Embora a noção de “periferias da vida” (FONTENELE, 2013) seja fértil, é importante não tomá-la para atribuir uma falta aos jovens moradores de periferias. Compreendê-los apenas sob o signo da falta parece lhes “projetar uma

ignorância absoluta”, como alertou Paulo Freire (1980) para o risco de se praticar a ideologia da opressão. Minha entrada no Grande Bom Jardim por meio do projeto FIB possibilitou ver de perto, junto aos jovens estudantes da escola CAIC que participavam do projeto, que quase todos possuíam celulares, e muitos com modelos novos e smartphones. Há uma diversidade de modos de ser jovem e, nas periferias, as faltas que enfrentam em seus cotidianos não são uniformes, perpassando diversos âmbitos.

A antropóloga Regina Novaes (2006) compreende que, no seio dos projetos voltados especificamente para jovens moradores de periferias, muitos constituíram suas trajetórias de vida. Há jovens que formam suas subjetividades e modos de convívio social por meio de sua participação em projetos.

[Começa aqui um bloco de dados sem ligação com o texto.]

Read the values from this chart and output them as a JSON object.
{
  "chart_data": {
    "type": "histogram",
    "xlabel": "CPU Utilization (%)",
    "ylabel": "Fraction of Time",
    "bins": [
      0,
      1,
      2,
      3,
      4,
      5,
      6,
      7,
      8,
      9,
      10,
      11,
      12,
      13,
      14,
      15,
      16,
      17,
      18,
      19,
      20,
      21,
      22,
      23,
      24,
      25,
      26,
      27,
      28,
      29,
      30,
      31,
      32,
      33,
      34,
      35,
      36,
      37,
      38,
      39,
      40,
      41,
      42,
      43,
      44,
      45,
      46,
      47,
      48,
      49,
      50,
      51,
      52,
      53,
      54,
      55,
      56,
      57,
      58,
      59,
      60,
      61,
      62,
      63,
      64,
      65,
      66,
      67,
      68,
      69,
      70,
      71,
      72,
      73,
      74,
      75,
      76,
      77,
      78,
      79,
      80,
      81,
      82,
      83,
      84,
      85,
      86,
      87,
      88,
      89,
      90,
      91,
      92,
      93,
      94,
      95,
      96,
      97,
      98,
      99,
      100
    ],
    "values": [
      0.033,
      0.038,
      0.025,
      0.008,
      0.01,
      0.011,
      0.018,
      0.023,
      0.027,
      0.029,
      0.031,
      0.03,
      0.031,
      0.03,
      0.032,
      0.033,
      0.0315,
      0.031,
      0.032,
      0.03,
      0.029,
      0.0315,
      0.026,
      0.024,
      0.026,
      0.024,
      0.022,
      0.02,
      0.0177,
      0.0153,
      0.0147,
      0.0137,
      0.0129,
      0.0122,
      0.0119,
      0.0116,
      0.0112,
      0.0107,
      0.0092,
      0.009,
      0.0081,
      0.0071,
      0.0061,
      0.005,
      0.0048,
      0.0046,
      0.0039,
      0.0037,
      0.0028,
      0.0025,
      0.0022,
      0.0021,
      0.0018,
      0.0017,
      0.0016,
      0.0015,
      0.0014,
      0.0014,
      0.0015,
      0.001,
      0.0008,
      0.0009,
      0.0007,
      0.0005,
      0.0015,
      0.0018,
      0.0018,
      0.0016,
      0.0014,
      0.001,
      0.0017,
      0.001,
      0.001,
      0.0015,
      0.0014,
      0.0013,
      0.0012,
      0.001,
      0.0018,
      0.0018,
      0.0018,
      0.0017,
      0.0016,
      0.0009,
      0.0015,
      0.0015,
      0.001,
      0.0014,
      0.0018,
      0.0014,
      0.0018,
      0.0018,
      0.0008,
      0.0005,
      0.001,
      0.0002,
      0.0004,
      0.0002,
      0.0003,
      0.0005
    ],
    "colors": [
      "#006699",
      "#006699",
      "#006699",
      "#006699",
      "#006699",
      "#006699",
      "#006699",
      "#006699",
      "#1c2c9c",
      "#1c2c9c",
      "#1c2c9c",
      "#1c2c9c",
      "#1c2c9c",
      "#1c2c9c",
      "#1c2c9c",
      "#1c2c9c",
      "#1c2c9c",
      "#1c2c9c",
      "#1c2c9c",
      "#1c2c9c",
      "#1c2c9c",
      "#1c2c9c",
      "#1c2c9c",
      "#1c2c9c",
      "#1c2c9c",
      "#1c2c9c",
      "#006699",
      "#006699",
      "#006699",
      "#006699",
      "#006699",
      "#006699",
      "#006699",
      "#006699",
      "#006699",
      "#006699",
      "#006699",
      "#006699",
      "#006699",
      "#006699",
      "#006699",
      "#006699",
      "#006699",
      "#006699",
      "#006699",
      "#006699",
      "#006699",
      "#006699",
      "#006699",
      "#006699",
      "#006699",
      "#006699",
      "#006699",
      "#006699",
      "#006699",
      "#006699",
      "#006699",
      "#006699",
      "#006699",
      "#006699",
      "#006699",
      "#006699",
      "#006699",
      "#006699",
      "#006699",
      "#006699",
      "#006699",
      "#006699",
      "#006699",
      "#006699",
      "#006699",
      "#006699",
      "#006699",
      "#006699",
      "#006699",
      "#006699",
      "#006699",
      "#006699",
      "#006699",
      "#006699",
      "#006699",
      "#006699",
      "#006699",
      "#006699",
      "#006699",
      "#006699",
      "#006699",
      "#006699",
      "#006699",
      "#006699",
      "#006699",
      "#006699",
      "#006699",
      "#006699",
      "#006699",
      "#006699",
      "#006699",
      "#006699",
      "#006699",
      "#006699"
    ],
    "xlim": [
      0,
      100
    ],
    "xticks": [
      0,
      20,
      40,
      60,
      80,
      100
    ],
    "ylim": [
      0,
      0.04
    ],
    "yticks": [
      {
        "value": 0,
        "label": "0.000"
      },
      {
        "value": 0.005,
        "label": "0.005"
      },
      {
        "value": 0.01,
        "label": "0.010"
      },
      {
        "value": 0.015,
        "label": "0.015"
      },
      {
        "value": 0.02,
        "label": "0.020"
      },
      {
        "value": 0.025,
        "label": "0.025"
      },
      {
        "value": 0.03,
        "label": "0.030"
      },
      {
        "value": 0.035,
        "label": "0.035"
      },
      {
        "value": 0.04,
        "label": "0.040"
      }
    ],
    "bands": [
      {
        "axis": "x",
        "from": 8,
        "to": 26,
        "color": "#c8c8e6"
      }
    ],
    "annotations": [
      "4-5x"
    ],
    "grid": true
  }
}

Embora tomemos como dado que os “projetos culturais” apresentam uma proposta de alguma maneira educacional e formativa, atravessada por valores morais, que se poderia chamar de pedagógica, a pesquisa não foi iniciada com a adoção de perspectiva pré-concebida de educação ou pedagogia. Considerou-se mais relevante e enriquecedor para a pesquisa construir uma interpretação durante a pesquisa, com base na vivência e no acompanhamento dos “projetos culturais” pesquisados.

A seguir, no capítulo três, adentraremos o cotidiano de pesquisa junto aos cinco microprojetos culturais, aprofundando suas temáticas, as moralidades em jogo e as pedagogias que deram corpo a essas experiências entre proponentes e participantes.